You have provided me with countless chances to see my beautiful, amazing, daughter be strong when she had no choice. Letting me know that she is going to be even more so as she grows. Nine times you have shown me that I can, much like my daughter, be strong. Nine times you have let my wife rest her fears upon my shoulders and allowed me to carry the burden for her. You have not given me a choice in this, just like you did not give my daughter that choice.
For nearly six years you have given me time to watch my daughter show us all how strong she is, and in turn how strong I am. You have freed me from meaningless trips to the beach and replaced it with time that I never would have had. You have slowed my tongue and increased my knowledge on things that no parent should ever need to learn, but many would benefit from.
Nine times, in fact all the time, you have taught me to value the moments like they are the last, to strive for every minute of every day to contain an hour of love.
Hearing my three year old son say “Craniosynostosis” makes me smile. Seeing how he loves his sister eclipses so much doubt from my mind. Slowly, but surely, those illusions of grandeur that I thought were lost, are coming back. Re-framed with you in mind, but even more amazing.
Craniosynostosis, you have not broken me, or my daughter.
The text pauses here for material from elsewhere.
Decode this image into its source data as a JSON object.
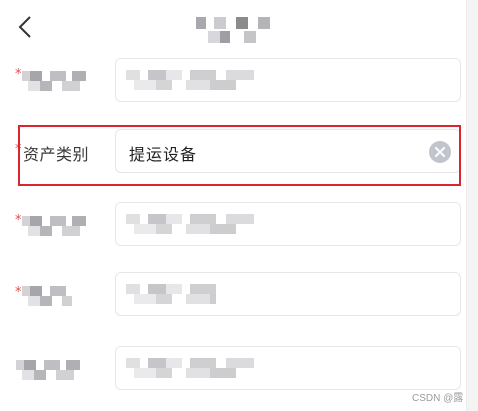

In the forges of your angst, you have hardened me, to be the rock that my family, and especially my daughter, can find strength, love, support and compassion when they have exhausted themselves, and any other time that they need it.
You have shaped and molded me into a strong and unyielding force, much like you did my daughters skull.
You have formed me into the father that my daughter not only needs, but deserves.
I am no longer afraid of you cranio.
In fact, I see your involvement in my daughter’s life, and in turn my own, as a badge of honor… and I display it proudly.